COMPSCI 280 Project3: Facial Keypoint Detection
implementation and comparison between different approaches for facial keypoint detection, ranging from direct coordinate regression to heatmap-based detection methods
url: https://alt-js.github.io/post/280pj3
Part 1: Direct Coordinate Regression
Implementation details
I’m using SmoothL1Loss for the SimpleNet
training(the weights is from SmoothL1Loss) and learning rate 5e-4. This SimpleNet model is a straightforward convolutional neural network designed for facial keypoint detection. It takes a single-channel 224×224 grayscale image as input and applies a series of four convolutional blocks—each block consisting of convolution, batch normalization, ReLU activation, max pooling, and dropout—to progressively extract and compress features, reducing the image size down to roughly 13×13. The resulting feature map is then flattened and passed through three fully connected layers, with the final layer outputting 136 values corresponding to 68 (x, y) keypoints. The network also uses Xavier initialization for the FC layers to improve convergence during training.
Training and validation loss curves
Visualizations on test images
Pros and Cons
SimpleNet is easy to design and fast to run, but it doesn’t converge well and the result isn’t OK to use in real applications because the keypoints aren’t real to be actual human faces.
Part 2: Transfer Learning for Keypoint Detection
Implementation details
This model is a modified ResNet-18 adapted for facial keypoint detection on grayscale images.
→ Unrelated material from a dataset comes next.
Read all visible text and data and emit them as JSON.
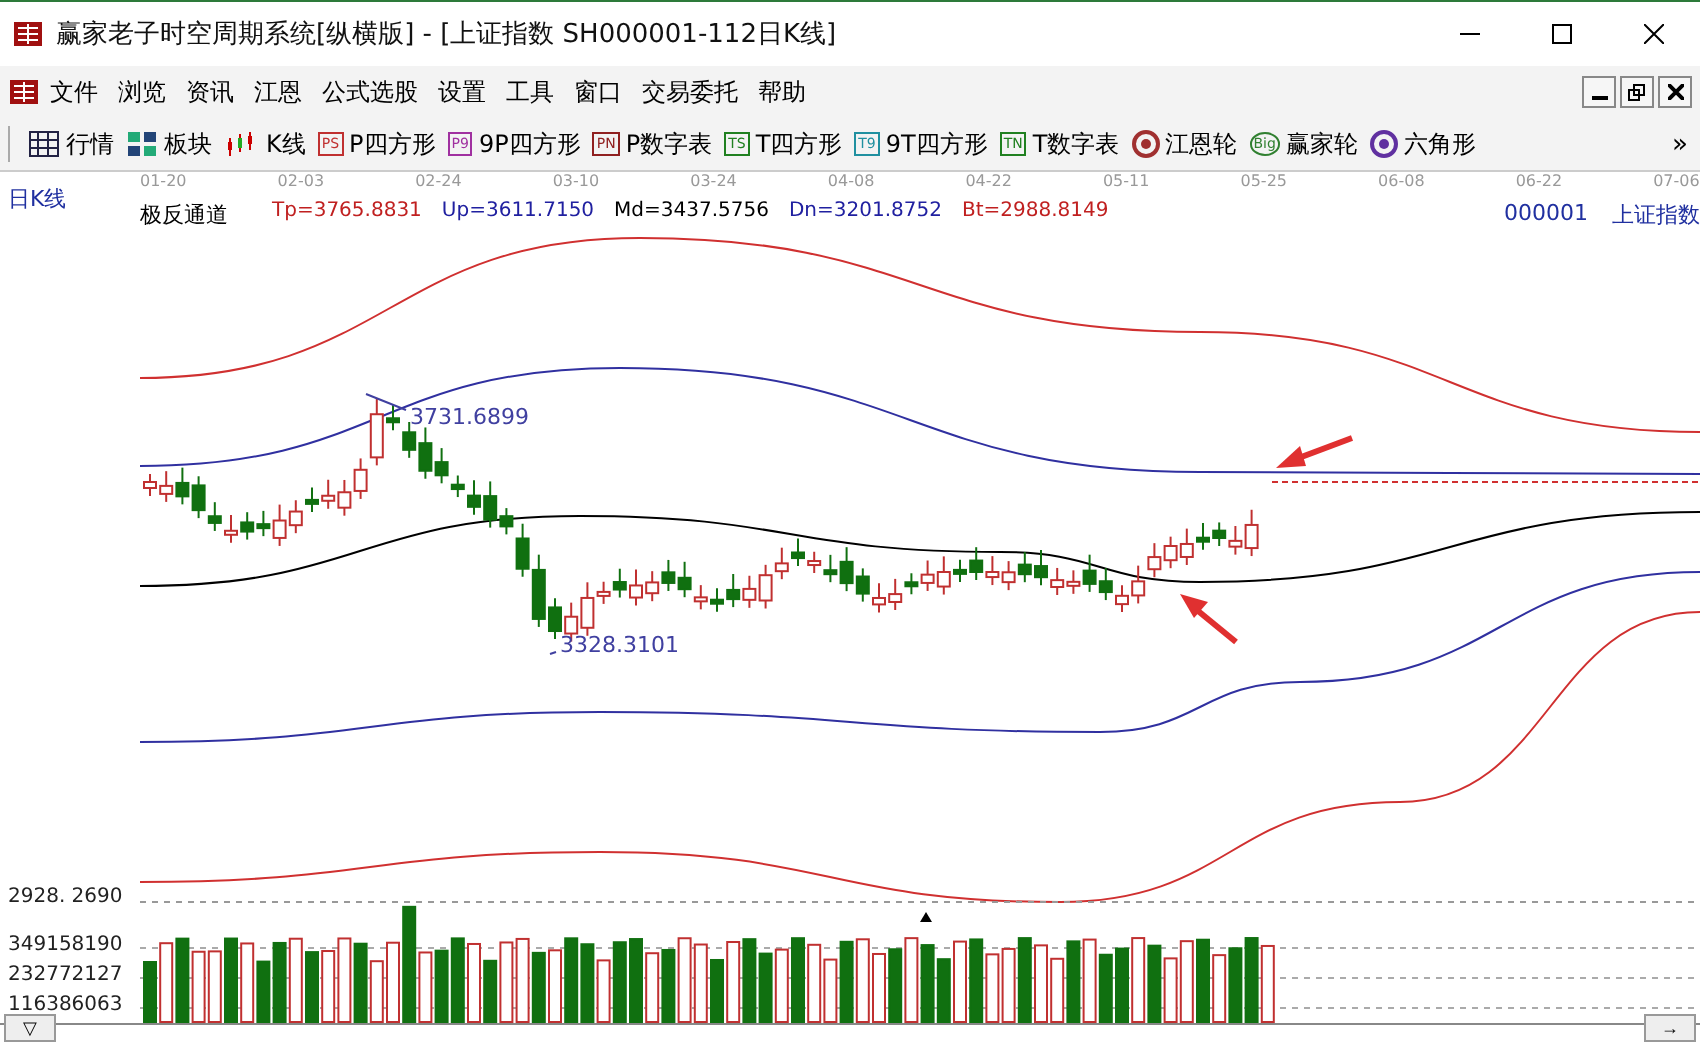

It takes a 1-channel image as input by replacing the first convolutional layer with a new one that accepts a single channel, and its weights are initialized by averaging the pretrained RGB weights. The final fully connected layer is replaced with a new linear layer that outputs 136 values corresponding to 68 (x, y) keypoints. Additionally, the model supports an optional parameter to freeze the backbone for transfer learning, ensuring that only the final regression head is trained if desired. I set 10 epoches for the first stage where the pretrained backbone is frozen and only train the new layers, and I finetuned the whole model for another 10 epoches where all the parameters are active. Both stages has a learning rate of 5e-4.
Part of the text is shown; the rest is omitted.